I've been chewing on this in the context of my own portfolio results and here's the thing:

Charting won't tell us a lot of things that we want to know; it can't tell us anything about a company's core competency, its financials, or indeed, whether a company is a good bet. However, what it does do is impart a sense of proper timing and an edge on percentage share price growth.

Up until about a year ago, I would decide to pull the trigger on a buy, pull it and wait for the dough to roll in. Almost every time (possibly every time) I could have gotten the stock for quite a bit less money...sometimes 5-10% (AIG), sometimes well above 10% (DF, IPGP).

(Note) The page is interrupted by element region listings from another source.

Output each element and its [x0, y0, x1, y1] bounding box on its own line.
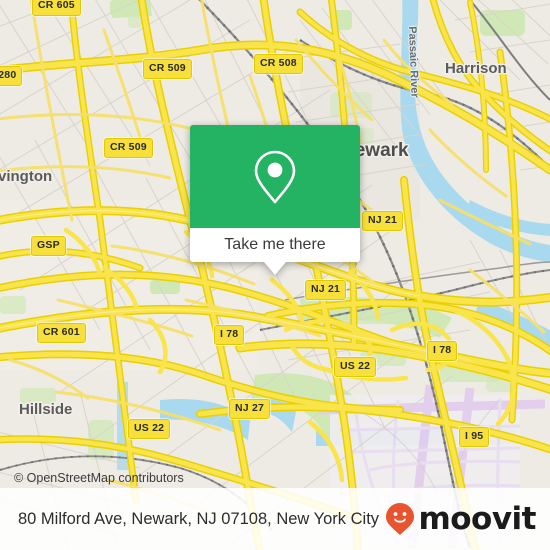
map-pin-icon — [254, 150, 296, 203]
road-shield: GSP — [31, 236, 66, 256]
location-callout-card[interactable]: Take me there — [190, 125, 360, 275]
take-me-there-button[interactable]: Take me there — [190, 228, 360, 262]
place-label-harrison: Harrison — [445, 60, 507, 77]
place-label-irvington: Irvington — [0, 168, 53, 185]
road-shield: I 78 — [427, 341, 458, 361]
callout-green-panel — [190, 125, 360, 228]
moovit-smiley-pin-icon — [386, 503, 415, 535]
road-shield: I 280 — [0, 66, 23, 86]
road-shield: NJ 21 — [362, 211, 404, 231]
take-me-there-label: Take me there — [224, 236, 326, 253]
road-shield: CR 605 — [32, 0, 81, 16]
moovit-wordmark: moovit — [418, 501, 536, 537]
road-shield: I 78 — [214, 325, 245, 345]
moovit-logo[interactable]: moovit — [385, 501, 536, 537]
map-vector-layer — [0, 0, 550, 550]
road-shield: CR 509 — [143, 59, 192, 79]
road-shield: NJ 27 — [229, 399, 271, 419]
place-label-hillside: Hillside — [19, 401, 73, 418]
address-label: 80 Milford Ave, Newark, NJ 07108, New Yo… — [18, 509, 380, 528]
callout-pointer-tail — [264, 262, 286, 275]
screenshot-root: CR 605 CR 509 CR 508 I 280 CR 509 GSP NJ… — [0, 0, 550, 550]
road-shield: NJ 21 — [305, 280, 347, 300]
road-shield: US 22 — [128, 419, 171, 439]
osm-attribution[interactable]: © OpenStreetMap contributors — [14, 471, 184, 485]
road-shield: CR 509 — [104, 138, 153, 158]
road-shield: US 22 — [334, 357, 377, 377]
footer-bar: 80 Milford Ave, Newark, NJ 07108, New Yo… — [0, 488, 550, 550]
river-label-passaic: Passaic River — [406, 26, 421, 98]
road-shield: I 95 — [459, 427, 490, 447]
map-canvas[interactable]: CR 605 CR 509 CR 508 I 280 CR 509 GSP NJ… — [0, 0, 550, 550]
road-shield: CR 601 — [37, 323, 86, 343]
road-shield: CR 508 — [254, 54, 303, 74]
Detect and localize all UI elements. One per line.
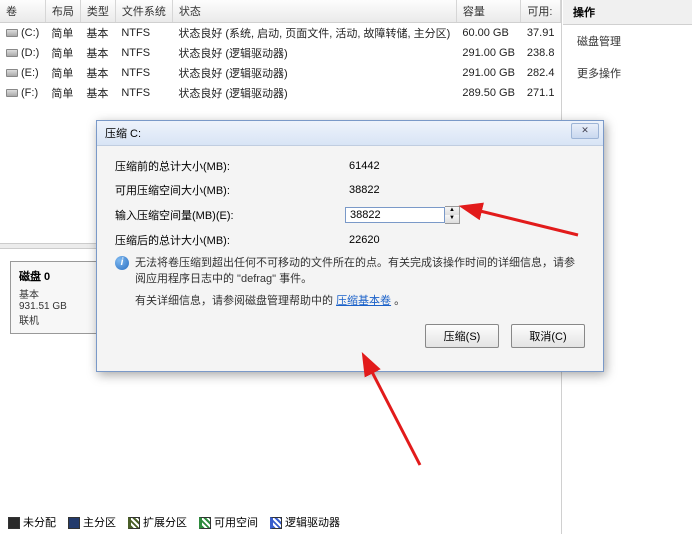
table-row[interactable]: (C:)简单基本NTFS状态良好 (系统, 启动, 页面文件, 活动, 故障转储…: [0, 23, 561, 44]
volume-icon: [6, 29, 18, 37]
volume-table: 卷 布局 类型 文件系统 状态 容量 可用: (C:)简单基本NTFS状态良好 …: [0, 0, 561, 103]
legend-box-primary: [68, 517, 80, 529]
actions-header: 操作: [563, 0, 692, 25]
shrink-button[interactable]: 压缩(S): [425, 324, 499, 348]
volume-icon: [6, 69, 18, 77]
value-total-before: 61442: [345, 159, 445, 173]
legend-free: 可用空间: [214, 517, 258, 529]
value-total-after: 22620: [345, 233, 445, 247]
legend-primary: 主分区: [83, 517, 116, 529]
col-status[interactable]: 状态: [172, 0, 456, 23]
info-text-2-pre: 有关详细信息，请参阅磁盘管理帮助中的: [135, 295, 333, 307]
table-row[interactable]: (D:)简单基本NTFS状态良好 (逻辑驱动器)291.00 GB238.8: [0, 43, 561, 63]
close-button[interactable]: ✕: [571, 123, 599, 139]
legend-box-free: [199, 517, 211, 529]
col-volume[interactable]: 卷: [0, 0, 45, 23]
label-avail: 可用压缩空间大小(MB):: [115, 182, 345, 198]
legend-logical: 逻辑驱动器: [285, 517, 340, 529]
volume-icon: [6, 89, 18, 97]
label-total-after: 压缩后的总计大小(MB):: [115, 232, 345, 248]
volume-icon: [6, 49, 18, 57]
spinner-up[interactable]: ▲: [445, 207, 459, 215]
col-avail[interactable]: 可用:: [521, 0, 561, 23]
shrink-amount-input[interactable]: [345, 207, 445, 223]
label-input-amount: 输入压缩空间量(MB)(E):: [115, 207, 345, 223]
legend-box-logical: [270, 517, 282, 529]
info-text-1: 无法将卷压缩到超出任何不可移动的文件所在的点。有关完成该操作时间的详细信息，请参…: [135, 256, 585, 288]
value-avail: 38822: [345, 183, 445, 197]
table-row[interactable]: (E:)简单基本NTFS状态良好 (逻辑驱动器)291.00 GB282.4: [0, 63, 561, 83]
col-capacity[interactable]: 容量: [456, 0, 521, 23]
legend-box-extended: [128, 517, 140, 529]
legend: 未分配 主分区 扩展分区 可用空间 逻辑驱动器: [8, 514, 340, 530]
col-layout[interactable]: 布局: [45, 0, 80, 23]
cancel-button[interactable]: 取消(C): [511, 324, 585, 348]
spinner: ▲ ▼: [445, 206, 460, 224]
action-more[interactable]: 更多操作: [563, 57, 692, 89]
col-fs[interactable]: 文件系统: [115, 0, 172, 23]
shrink-dialog: 压缩 C: ✕ 压缩前的总计大小(MB): 61442 可用压缩空间大小(MB)…: [96, 120, 604, 372]
info-text-2-suf: 。: [394, 295, 405, 307]
dialog-title: 压缩 C: ✕: [97, 121, 603, 146]
help-link[interactable]: 压缩基本卷: [336, 295, 391, 307]
action-disk-management[interactable]: 磁盘管理: [563, 25, 692, 57]
legend-box-unallocated: [8, 517, 20, 529]
info-icon: i: [115, 256, 129, 270]
legend-extended: 扩展分区: [143, 517, 187, 529]
col-type[interactable]: 类型: [80, 0, 115, 23]
spinner-down[interactable]: ▼: [445, 215, 459, 223]
label-total-before: 压缩前的总计大小(MB):: [115, 158, 345, 174]
dialog-title-text: 压缩 C:: [105, 128, 141, 140]
table-row[interactable]: (F:)简单基本NTFS状态良好 (逻辑驱动器)289.50 GB271.1: [0, 83, 561, 103]
legend-unallocated: 未分配: [23, 517, 56, 529]
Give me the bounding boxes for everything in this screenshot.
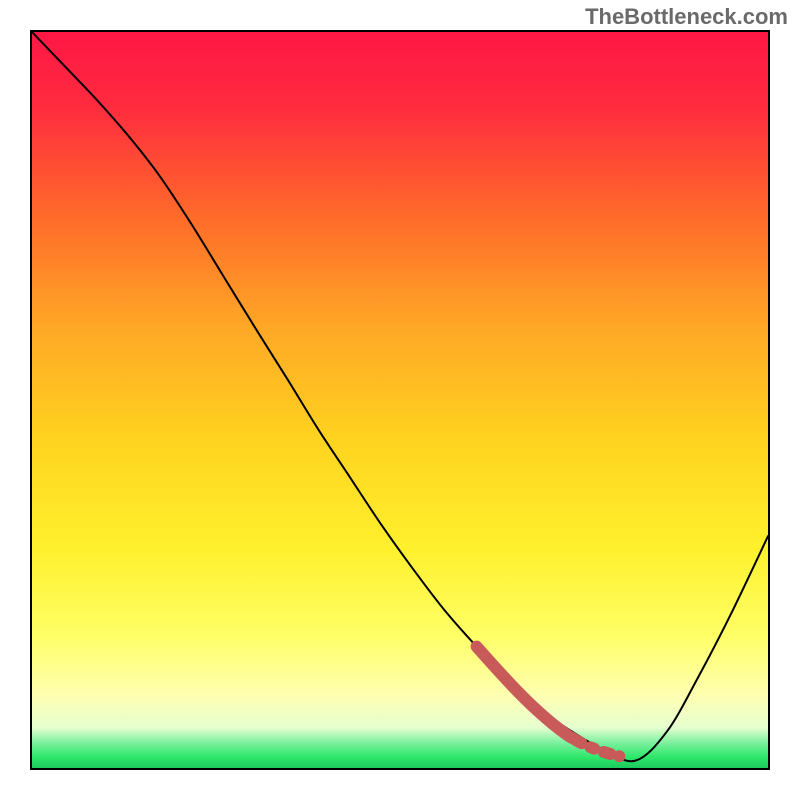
accent-end-dot: [613, 750, 625, 762]
chart-svg: [32, 32, 768, 768]
watermark-text: TheBottleneck.com: [585, 4, 788, 30]
chart-background: [32, 32, 768, 768]
chart-plot-area: [30, 30, 770, 770]
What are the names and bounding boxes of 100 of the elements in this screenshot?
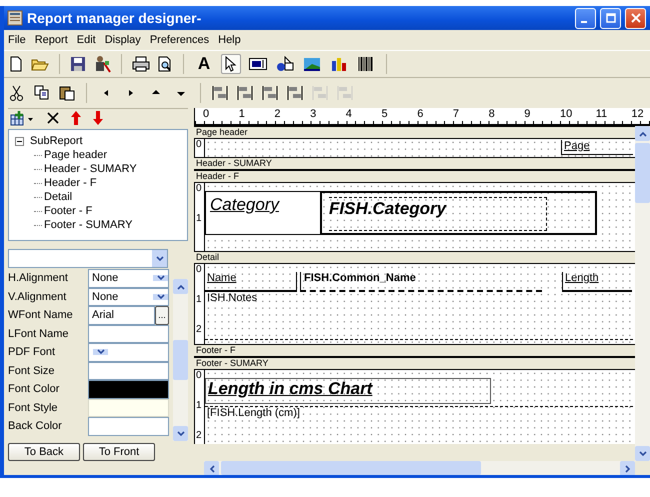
ruler-number: 4 (346, 108, 352, 120)
close-button[interactable] (625, 8, 646, 28)
scroll-thumb[interactable] (635, 143, 650, 203)
printer-icon[interactable] (132, 56, 150, 72)
scroll-up-icon (638, 130, 646, 136)
close-icon (630, 13, 640, 23)
ruler-number: 0 (196, 139, 202, 150)
tree-item[interactable]: Header - SUMARY (44, 163, 137, 175)
barcode-icon (357, 56, 375, 72)
ruler-number: 8 (488, 108, 495, 120)
tree-item[interactable]: Footer - F (44, 205, 92, 217)
menu-item[interactable]: File (8, 34, 26, 46)
ruler-number: 5 (382, 108, 388, 120)
ruler-number: 1 (196, 400, 202, 411)
align-icon[interactable] (211, 84, 229, 102)
tree-item[interactable]: SubReport (30, 135, 83, 147)
label-tool-button[interactable]: A (194, 54, 214, 74)
property-name: PDF Font (8, 345, 56, 360)
new-file-icon[interactable] (8, 56, 24, 72)
tree-item[interactable]: Page header (44, 149, 107, 161)
collapse-toggle[interactable] (15, 136, 24, 146)
chart-placeholder[interactable]: [FISH.Length (cm)] (205, 406, 633, 440)
menu-item[interactable]: Preferences (150, 34, 210, 46)
menu-item[interactable]: Display (104, 34, 141, 46)
section-header[interactable]: Footer - F (194, 344, 635, 357)
color-field[interactable] (88, 417, 169, 436)
menu-item[interactable]: Report (34, 34, 68, 46)
scissors-icon[interactable] (8, 84, 26, 102)
ruler-number: 1 (196, 294, 202, 305)
dropdown-field[interactable]: None (88, 288, 169, 306)
delete-icon[interactable] (46, 111, 60, 125)
minimize-icon (580, 20, 586, 22)
window-title: Report manager designer- (27, 10, 202, 26)
property-name: Font Style (8, 400, 59, 416)
rectangle-shape[interactable] (321, 191, 597, 235)
save-icon[interactable] (70, 56, 86, 72)
section-title: Page header (196, 127, 248, 138)
push-button[interactable]: To Front (83, 443, 155, 461)
add-section-icon[interactable] (10, 110, 36, 126)
bar-chart-icon (330, 56, 348, 72)
scroll-right-icon (624, 464, 630, 472)
scroll-thumb[interactable] (221, 461, 481, 475)
ruler-number: 1 (196, 213, 202, 224)
data-field[interactable]: FISH.Common_Name (300, 272, 542, 292)
ruler-number: 2 (274, 108, 281, 120)
shape-tool-button[interactable] (275, 54, 295, 74)
section-header[interactable]: Footer - SUMARY (194, 357, 635, 370)
print-preview-icon[interactable] (157, 56, 173, 72)
property-name: LFont Name (8, 326, 70, 342)
align-icon[interactable] (236, 84, 254, 102)
tree-item[interactable]: Detail (44, 191, 72, 203)
tree-item[interactable]: Header - F (44, 177, 97, 189)
property-name: Font Size (8, 364, 56, 379)
browse-button[interactable]: ... (155, 306, 169, 324)
report-label[interactable]: Page (561, 140, 633, 155)
data-field[interactable]: FISH.Category (329, 197, 547, 231)
menu-item[interactable]: Edit (76, 34, 96, 46)
section-title: Footer - F (196, 345, 236, 356)
menu-item[interactable]: Help (218, 34, 241, 46)
report-label[interactable]: Length in cms Chart (205, 378, 491, 404)
ruler-number: 7 (452, 108, 460, 120)
section-title: Detail (196, 252, 220, 263)
section-header[interactable]: Detail (194, 251, 635, 264)
property-name: Font Color (8, 382, 60, 398)
scroll-thumb[interactable] (173, 340, 188, 380)
dropdown-field[interactable] (88, 343, 169, 362)
push-button[interactable]: To Back (8, 443, 80, 461)
minimize-button[interactable] (575, 8, 596, 28)
report-label[interactable]: Length (562, 272, 632, 292)
align-icon[interactable] (261, 84, 279, 102)
text-field[interactable] (88, 324, 169, 343)
property-name: WFont Name (8, 308, 74, 324)
copy-icon[interactable] (33, 84, 51, 102)
app-icon (7, 10, 23, 26)
paste-icon[interactable] (58, 84, 76, 102)
ruler-number: 0 (196, 264, 202, 275)
ruler-number: 1 (238, 108, 245, 120)
text-field[interactable] (88, 398, 169, 417)
pointer-tool-button[interactable] (221, 54, 241, 74)
align-icon[interactable] (286, 84, 304, 102)
tree-item[interactable]: Footer - SUMARY (44, 219, 132, 231)
color-field[interactable] (88, 380, 169, 398)
section-header[interactable]: Page header (194, 126, 635, 139)
ruler-number: 2 (196, 430, 202, 441)
text-field[interactable]: Arial (88, 306, 155, 324)
report-label[interactable]: Name (205, 272, 297, 292)
object-dropdown[interactable] (8, 249, 168, 268)
section-header[interactable]: Header - F (194, 170, 635, 183)
wizard-icon[interactable] (93, 55, 111, 73)
dropdown-field[interactable]: None (88, 269, 169, 288)
data-field[interactable]: ISH.Notes (205, 292, 633, 340)
scrollbar[interactable] (635, 126, 650, 461)
scrollbar[interactable] (204, 461, 635, 475)
section-header[interactable]: Header - SUMARY (194, 157, 635, 170)
pointer-icon (225, 56, 237, 72)
property-name: V.Alignment (8, 290, 68, 305)
scrollbar[interactable] (173, 279, 188, 441)
report-label[interactable]: Category (205, 191, 321, 235)
maximize-button[interactable] (600, 8, 621, 28)
text-field[interactable] (88, 362, 169, 380)
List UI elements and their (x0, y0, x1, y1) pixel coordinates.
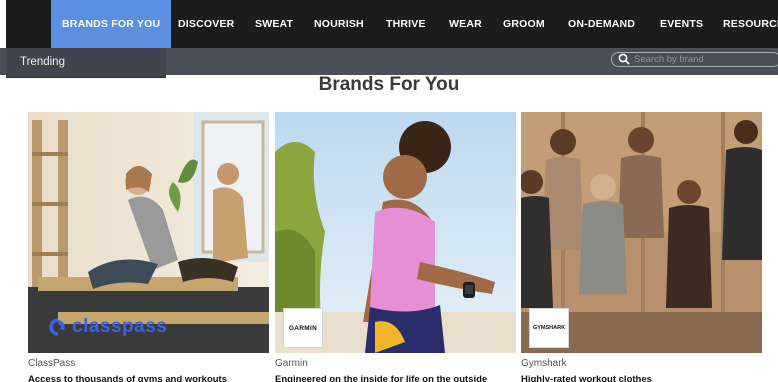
page-title: Brands For You (318, 74, 460, 95)
nav-item-wear[interactable]: WEAR (449, 0, 482, 48)
garmin-image[interactable]: GARMIN (275, 112, 516, 353)
brand-description: Access to thousands of gyms and workouts (28, 374, 228, 382)
brand-name[interactable]: ClassPass (28, 358, 75, 369)
nav-item-groom[interactable]: GROOM (503, 0, 545, 48)
search-icon (618, 53, 630, 65)
dropdown-item-trending[interactable]: Trending (20, 56, 65, 68)
classpass-logo-text: classpass (72, 316, 168, 337)
gymshark-logo: GYMSHARK (529, 308, 569, 348)
nav-item-discover[interactable]: DISCOVER (178, 0, 234, 48)
brand-name[interactable]: Garmin (275, 358, 308, 369)
classpass-image[interactable]: classpass (28, 112, 269, 353)
top-navigation-bar: BRANDS FOR YOU DISCOVER SWEAT NOURISH TH… (0, 0, 778, 48)
nav-item-on-demand[interactable]: ON-DEMAND (568, 0, 635, 48)
nav-item-nourish[interactable]: NOURISH (314, 0, 364, 48)
brand-card-garmin[interactable]: GARMIN Garmin Engineered on the inside f… (275, 112, 516, 382)
nav-left-edge (0, 0, 6, 48)
garmin-logo: GARMIN (283, 308, 323, 348)
gymshark-image[interactable]: GYMSHARK (521, 112, 762, 353)
brand-name[interactable]: Gymshark (521, 358, 567, 369)
nav-item-resources[interactable]: RESOURCE (723, 0, 778, 48)
nav-item-brands-for-you[interactable]: BRANDS FOR YOU (51, 0, 172, 48)
brand-description: Engineered on the inside for life on the… (275, 374, 488, 382)
brand-card-classpass[interactable]: classpass ClassPass Access to thousands … (28, 112, 269, 382)
classpass-logo-icon (49, 318, 65, 336)
brand-description: Highly-rated workout clothes (521, 374, 652, 382)
nav-item-events[interactable]: EVENTS (660, 0, 703, 48)
classpass-logo: classpass (46, 316, 167, 338)
nav-item-thrive[interactable]: THRIVE (386, 0, 426, 48)
brand-search-box[interactable] (611, 52, 778, 67)
brand-card-gymshark[interactable]: GYMSHARK Gymshark Highly-rated workout c… (521, 112, 762, 382)
search-input[interactable] (634, 53, 774, 66)
nav-item-sweat[interactable]: SWEAT (255, 0, 293, 48)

I don't beat myself up about these things (those three noted are all well in the money), but when long term, 10% growth would be thrilling, why leave 10% on the table if I don't have to?

Here's a practical and simple example of how it might work: take JOY. I just noticed a Bloomberg article today, remembering that I'd looked at Joy before. is well off its 52 week high; a quick peak at the chart and I see that it's bottomed before around $49. Whatever happens with earnings (barring extraordinary news), chances are good that JOY will approach $49 again. So I decide to throw a CAPS limit play on JOY at $49. But I can't because sometime (in the distant past) I already put a CAPS limit in at $49.85. Well then, at least I agree with myself. Joy appears to be a solid well run company, so the only reason for it to go down is sentiment (caveat- as far as I've looked, in this case). Sign me up.

It's impossible to know if JOY will "fill" at $49.85, but if it does, my odds are a lot better for positive points than yours if you pick it on today's news, whatever the close.

Another example, I put a $4.69 order in on INFN, which did ultimately fill...not at its exact low, but hey, close enough. My guess is that it will retrace to around $5 before the next earnings report. I have a limit in for another load at $4.99. If it fills, great. If not, that's ok. There is never any hurry if you think it's a good company.

Please check the INFN board to see a little more on that. And congrats to Spiffypop- he got his INFN even cheaper than I did (and ZIP, too). I'll bet he consults his charts.

Charting goes hand in hand with patience, and of course solid research when it comes to your real life choices. It is equivalent to chicken guts on its own.

who isn't paying a lot of money for that stock!